The use of bodycams cameras is on the rise
The usage of body-worn cameras has risen across the United Kingdom’s police services. In the United States, the situation is similar. Concerns over law enforcement officers’ lack of accountability and unfair targeting of ethnic minorities have led to a rise in the deployment of bodycams by cops.
According to a 2016 study by Cambridge University professors, officers wearing bodycams in the United Kingdom and California received 93 percent less complaints from the public.
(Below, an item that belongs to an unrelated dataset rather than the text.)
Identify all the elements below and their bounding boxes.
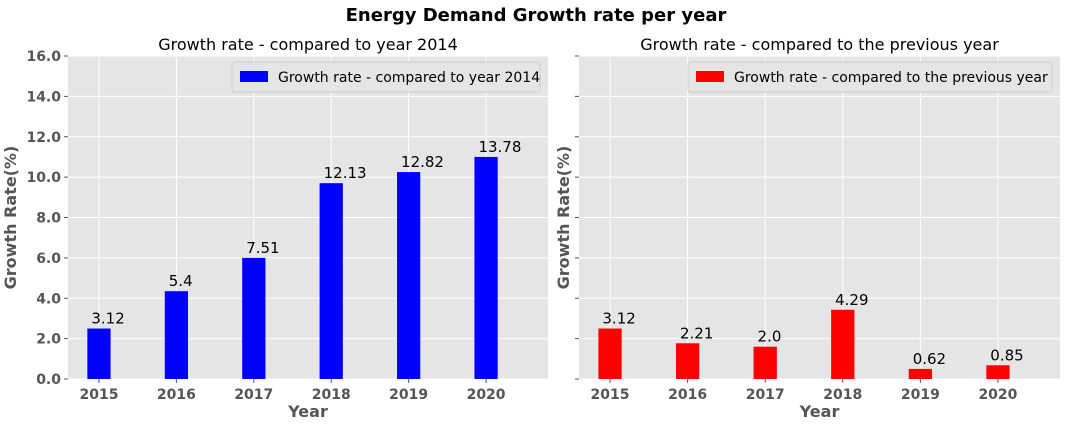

In 2021, the University of Chicago Crime Lab did a separate study that found that where bodycams were utilized, ‘use-of-force’ incidences and expenses to police departments and taxpayers decreased.
In December 2021, US Immigration and Customs Enforcement (ICE) announced that body-worn cameras would be trialed around the country in response to calls for agents to keep track of suspected abuses.
The decision to stop chasing Mr Dawood was ‘not successfully communicated’ to all officers, according to the report, and the officers involved were ‘not appropriately trained in pursuit procedures.’
Practical training in pursuits
Meanwhile, Mr Dawood’s senior coroner recommended that UK immigration agents have “practical training in chase circumstances” to avoid future deaths.
During a meeting, Catrin Evans, the IOPC director for Wales, told The Independent that the IOPC had ‘stressed the importance’ of visual and audio recording of Immigration Enforcement inspections during a meeting with the Home Office.